Google Shutting Out Rivals, Claims Russian Search Engine Yandex
suraj.sun writes "Ilya Segalovich, co-founder of Russia's leading search engine, Yandex, has accused Google of abusing its dominance to shut out competitors in cyberspace. Responding to comments made to the Guardian by Sergey Brin, the Google co-founder, about threats to the open internet, Ilya Segalovich described the U.S. search giant's popular smartphone platform, Android, as a 'strange combination of openness and not openness,' and its Chrome web browser as anti-competitive. Segalovich said that Brin should explain Google's 'semi-open' approach to search competitors before accusing others of endangering the unfettered internet, and suggested Google was guilty of foul play with its Chrome browser, which picks the company's own search engine as default for users, rather than offering a choice between rivals including Yahoo, Bing and Yandex."

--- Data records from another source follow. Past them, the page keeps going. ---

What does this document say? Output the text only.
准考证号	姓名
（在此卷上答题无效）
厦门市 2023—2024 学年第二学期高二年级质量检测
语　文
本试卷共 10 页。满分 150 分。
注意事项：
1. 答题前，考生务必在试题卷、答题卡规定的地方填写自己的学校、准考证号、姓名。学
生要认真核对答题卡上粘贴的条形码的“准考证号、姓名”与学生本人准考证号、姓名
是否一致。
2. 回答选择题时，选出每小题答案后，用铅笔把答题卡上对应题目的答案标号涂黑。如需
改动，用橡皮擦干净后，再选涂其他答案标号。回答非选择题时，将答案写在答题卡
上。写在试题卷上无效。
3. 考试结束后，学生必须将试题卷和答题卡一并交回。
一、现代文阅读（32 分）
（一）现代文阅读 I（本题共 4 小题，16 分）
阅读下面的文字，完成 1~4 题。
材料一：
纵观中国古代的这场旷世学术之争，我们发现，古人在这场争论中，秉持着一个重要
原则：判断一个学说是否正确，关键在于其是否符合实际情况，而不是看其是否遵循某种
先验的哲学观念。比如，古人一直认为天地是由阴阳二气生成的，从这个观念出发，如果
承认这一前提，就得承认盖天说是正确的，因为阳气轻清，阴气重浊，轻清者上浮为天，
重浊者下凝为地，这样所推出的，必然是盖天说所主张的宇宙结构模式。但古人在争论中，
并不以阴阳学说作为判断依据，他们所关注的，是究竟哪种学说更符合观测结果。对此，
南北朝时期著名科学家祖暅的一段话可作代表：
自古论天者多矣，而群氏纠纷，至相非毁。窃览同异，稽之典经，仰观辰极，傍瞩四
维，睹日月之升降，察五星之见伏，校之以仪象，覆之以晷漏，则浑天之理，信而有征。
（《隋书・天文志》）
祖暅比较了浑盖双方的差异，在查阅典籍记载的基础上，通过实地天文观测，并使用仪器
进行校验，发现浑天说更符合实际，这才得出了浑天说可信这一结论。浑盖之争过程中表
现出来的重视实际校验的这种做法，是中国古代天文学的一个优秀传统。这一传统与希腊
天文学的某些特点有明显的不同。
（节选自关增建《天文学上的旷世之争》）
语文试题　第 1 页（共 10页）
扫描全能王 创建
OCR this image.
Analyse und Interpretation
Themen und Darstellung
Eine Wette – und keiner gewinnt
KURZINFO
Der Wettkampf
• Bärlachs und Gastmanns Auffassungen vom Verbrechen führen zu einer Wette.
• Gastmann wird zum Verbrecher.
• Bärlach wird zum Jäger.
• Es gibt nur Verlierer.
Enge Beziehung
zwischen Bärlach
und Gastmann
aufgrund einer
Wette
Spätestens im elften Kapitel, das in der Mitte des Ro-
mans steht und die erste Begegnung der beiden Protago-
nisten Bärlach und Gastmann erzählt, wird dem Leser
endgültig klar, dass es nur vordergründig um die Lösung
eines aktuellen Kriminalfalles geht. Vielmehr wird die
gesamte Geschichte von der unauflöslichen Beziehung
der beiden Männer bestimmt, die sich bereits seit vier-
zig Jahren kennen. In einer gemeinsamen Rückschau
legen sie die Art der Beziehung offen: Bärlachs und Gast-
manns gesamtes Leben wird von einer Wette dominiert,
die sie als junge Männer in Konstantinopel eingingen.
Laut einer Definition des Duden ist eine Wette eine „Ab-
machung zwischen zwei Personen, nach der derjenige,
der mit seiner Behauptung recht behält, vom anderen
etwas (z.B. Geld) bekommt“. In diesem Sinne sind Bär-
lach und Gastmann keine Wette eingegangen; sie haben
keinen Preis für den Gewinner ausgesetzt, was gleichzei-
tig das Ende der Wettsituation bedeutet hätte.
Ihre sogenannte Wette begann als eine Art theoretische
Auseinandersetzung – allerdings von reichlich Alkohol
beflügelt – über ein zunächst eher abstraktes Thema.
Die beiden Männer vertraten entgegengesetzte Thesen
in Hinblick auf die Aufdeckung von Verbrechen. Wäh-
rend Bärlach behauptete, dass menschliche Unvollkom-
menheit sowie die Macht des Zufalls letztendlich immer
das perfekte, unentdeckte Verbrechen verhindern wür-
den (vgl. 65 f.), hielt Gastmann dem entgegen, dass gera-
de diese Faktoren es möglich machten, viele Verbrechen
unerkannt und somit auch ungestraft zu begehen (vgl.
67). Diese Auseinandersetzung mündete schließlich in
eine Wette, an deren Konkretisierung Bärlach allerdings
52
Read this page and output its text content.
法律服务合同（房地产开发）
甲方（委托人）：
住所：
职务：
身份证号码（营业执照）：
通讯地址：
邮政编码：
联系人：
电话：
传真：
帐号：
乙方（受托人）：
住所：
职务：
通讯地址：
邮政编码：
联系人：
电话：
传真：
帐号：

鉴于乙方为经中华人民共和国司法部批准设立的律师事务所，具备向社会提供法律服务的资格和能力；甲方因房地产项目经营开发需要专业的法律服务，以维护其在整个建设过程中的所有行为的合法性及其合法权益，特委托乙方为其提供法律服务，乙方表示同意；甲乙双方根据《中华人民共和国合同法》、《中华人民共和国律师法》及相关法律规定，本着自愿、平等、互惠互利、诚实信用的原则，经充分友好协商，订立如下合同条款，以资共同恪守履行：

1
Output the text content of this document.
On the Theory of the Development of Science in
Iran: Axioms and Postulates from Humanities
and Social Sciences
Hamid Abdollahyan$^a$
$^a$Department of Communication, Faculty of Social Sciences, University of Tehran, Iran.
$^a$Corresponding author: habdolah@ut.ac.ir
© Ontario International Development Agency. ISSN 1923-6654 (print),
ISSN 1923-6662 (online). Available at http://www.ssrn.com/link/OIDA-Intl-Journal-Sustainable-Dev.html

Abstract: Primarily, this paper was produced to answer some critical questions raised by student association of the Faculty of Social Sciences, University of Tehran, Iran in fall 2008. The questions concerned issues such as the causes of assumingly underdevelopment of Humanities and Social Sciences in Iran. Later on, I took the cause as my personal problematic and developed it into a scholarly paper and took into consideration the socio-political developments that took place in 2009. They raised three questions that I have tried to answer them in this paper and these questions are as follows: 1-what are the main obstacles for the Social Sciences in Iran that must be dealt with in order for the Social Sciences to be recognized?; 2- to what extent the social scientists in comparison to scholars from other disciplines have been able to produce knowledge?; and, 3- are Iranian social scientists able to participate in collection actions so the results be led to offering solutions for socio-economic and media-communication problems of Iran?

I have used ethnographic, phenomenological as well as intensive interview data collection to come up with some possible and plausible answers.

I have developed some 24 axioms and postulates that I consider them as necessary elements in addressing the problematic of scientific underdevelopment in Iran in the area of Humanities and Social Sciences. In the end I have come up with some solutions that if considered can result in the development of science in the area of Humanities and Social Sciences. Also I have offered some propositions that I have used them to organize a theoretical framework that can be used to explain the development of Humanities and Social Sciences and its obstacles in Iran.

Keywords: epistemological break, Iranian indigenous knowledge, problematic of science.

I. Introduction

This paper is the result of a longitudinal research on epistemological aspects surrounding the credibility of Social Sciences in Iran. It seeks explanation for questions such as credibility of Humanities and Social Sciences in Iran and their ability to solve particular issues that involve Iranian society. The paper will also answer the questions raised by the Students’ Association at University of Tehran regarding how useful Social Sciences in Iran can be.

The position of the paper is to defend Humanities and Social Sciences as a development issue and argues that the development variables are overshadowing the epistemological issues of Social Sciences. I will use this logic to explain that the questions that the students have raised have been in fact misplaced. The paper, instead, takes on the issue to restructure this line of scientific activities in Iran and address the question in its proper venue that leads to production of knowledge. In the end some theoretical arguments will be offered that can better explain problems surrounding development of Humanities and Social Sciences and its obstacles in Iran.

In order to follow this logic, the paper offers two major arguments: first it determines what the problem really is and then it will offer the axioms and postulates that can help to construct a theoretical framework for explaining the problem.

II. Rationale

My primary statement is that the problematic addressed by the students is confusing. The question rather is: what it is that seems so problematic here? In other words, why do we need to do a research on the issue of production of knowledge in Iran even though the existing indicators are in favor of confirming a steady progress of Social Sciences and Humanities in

The story he was referring to was not about the ability to change the search engine in general, but rather about the dialog that pops up when you first run Chrome on a given machine and asks you to select the initial default search engine (kinda like that browser ballot box that Microsoft had to add in Windows to satisfy EU).
Which is a nice thing - though not legally mandated in any way (but I bet it was a pre-emptive move by Google's legal department). Except that they then specifically disabled it if current locale is Russian. Legal, of course, but kinda sleazy to do this kind of market differentiation.
All that said, the code seems to no longer be present in Chromium trunk.
He isn't blind. You've just stumbled across Google's underhandedness.
Chrome actually behaves differently based on different things, such as country. IN the US, Chrome prompts you to chose a search engine because they KNOW you'll choose Google. In Russia they don't do this.